How secure is this 2FA method and what are they called?

[mononymous]

My bank uses a plastic 2FA card to verify you when you send money to someone else for example.

 

It looks something like this:

 

The bank would ask you to input code "A1" for instance and you are supposed to look at the card and type in "42". I have two questions.

 

1. How secure is this method?

2. What is the name of this type of authentication?

[SansVarnic]

Seems rather less secure than using random 2FA authenticators.

[Murasaki]

1. If the codes aren't renewed this is immediately not safe anymore once it gets leaked as it can be distributed anywhere. Nothing different than a password so this method would be extra effort with little to no benefit. Better to use something like 3D Secure I think most bank cards support this.

 

2. This reminds me of old PC games having similar protection to prevent piracy. Thats simply a lookup table.

[Eigenvektor]

21 minutes ago, mononymous said:

1. How secure is this method?

2. What is the name of this type of authentication?

1. Reasonable secure, provided every customer has their own unique card and no one other than yourself ever had access to it and every number is only used once. However there are more modern alternatives available like TOTP.

 

2. My bank also used these until a year or two ago. I think they referred to it as a "TAN list". Whenever the numbers on the list were used up, I would get a new one. These days they require the use of a mobile app that will show the transaction I'm about to do and requires me to confirm it. The app requires a separate sign-in beforehand.

[mononymous]

1 minute ago, Eigenvektor said:

1. Reasonable secure, provided every customer has their own unique card and no one other than yourself ever had access to it and every number is only used once. However there are more modern alternatives available like TOTP.

Oh. Well I have been using the same card since 2018 so I probably used every number at least twice. Never verified but I should hope they have provided me a unique card.

 

Quote

2. My bank also used these until a year or two ago. I think they referred to it as a "TAN list". Whenever the numbers on the list were used up, I would get a new one. These days they require the use of a mobile app that will show the transaction I'm about to do and requires me to confirm it. The app requires a separate sign-in beforehand.

 This is for browser based internet banking and they have a seperate system that uses a 2FA app on their mobile app.

[Eigenvektor]

47 minutes ago, mononymous said:

 This is for browser based internet banking and they have a seperate system that uses a 2FA app on their mobile app.

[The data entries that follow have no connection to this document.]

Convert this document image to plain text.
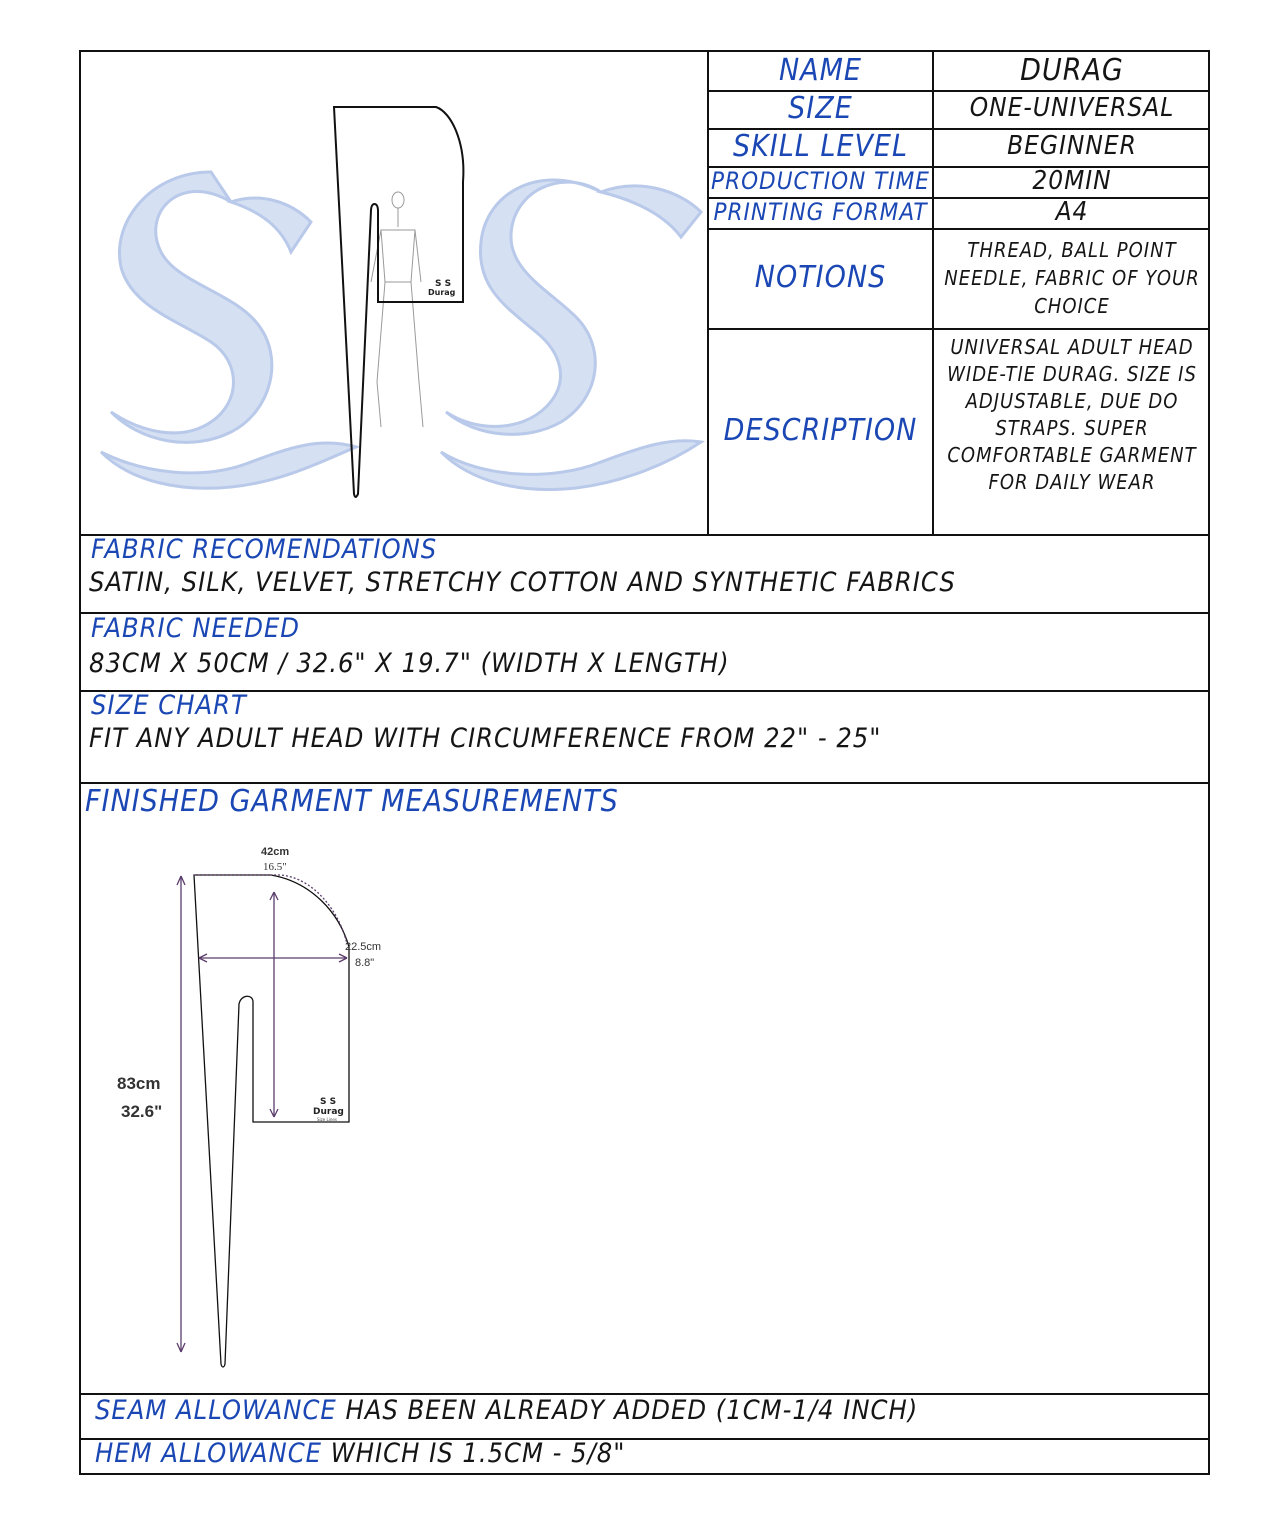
S S
Durag
NAME	DURAG
SIZE	ONE-UNIVERSAL
SKILL LEVEL	BEGINNER
PRODUCTION TIME	20MIN
PRINTING FORMAT	A4
NOTIONS
THREAD, BALL POINT NEEDLE, FABRIC OF YOUR CHOICE
DESCRIPTION
UNIVERSAL ADULT HEAD WIDE-TIE DURAG. SIZE IS ADJUSTABLE, DUE DO STRAPS. SUPER COMFORTABLE GARMENT FOR DAILY WEAR
FABRIC RECOMENDATIONS
SATIN, SILK, VELVET, STRETCHY COTTON AND SYNTHETIC FABRICS
FABRIC NEEDED
83CM X 50CM / 32.6" X 19.7" (WIDTH X LENGTH)
SIZE CHART
FIT ANY ADULT HEAD WITH CIRCUMFERENCE FROM 22" - 25"
FINISHED GARMENT MEASUREMENTS
42cm
16.5"
22.5cm
8.8"
83cm
32.6"	S S
Durag
Size Lines
SEAM ALLOWANCE HAS BEEN ALREADY ADDED (1CM-1/4 INCH)
HEM ALLOWANCE WHICH IS 1.5CM - 5/8"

Same. When I log into their website in my browser, and transfer money somewhere, I need to confirm that transaction on my mobile phone as a second factor. Before I had to pick a number from a sheet of paper similar to what you described. But each number was only used once and I would get a new sheet of paper when the old one was used up.

[Arika]

I work in a bank and can confidently say this is the stupidest 2fa I have ever seen. Maybe your bank is 30 years behind everyone else, this is archaic as fuck.

[SimplyChunk]

7 hours ago, Murasaki said:

2. This reminds me of old PC games having similar protection to prevent piracy. Thats simply a lookup table.

Turn to page 37 in the manual and type the Seventeenth word in Paragraph Two

[wseaton]

Ask a captain of a German U-boat how well this works

[LogicalDrm]

This was the way most bank did things here before using app became viable (so until some 5 years ago). Its quite secure since every customer gets their own, randomized selection of codes. You also don't only insert code, usually it asks for personal ID too. So pretty much same way electronic 2FA works (for example my band offers electronic 2FA along with the app).

 

As for security, I would agree on moderate since it has multiple points of failure, but also multiple points where security is decent of good. One being bank itself, for good and for bad, as its systems hold information of all customers, their IDs and security codes. If the list get stolen, by itself its worthless. Thief would still need personal ID to access account. Same with getting to know personal ID, password etc. They only work if this kind of thing isn't in place.

 

Compared to Google Auth, there's only one extra security in between, the phone (or similar). So is this so different? Its just another way of doing things.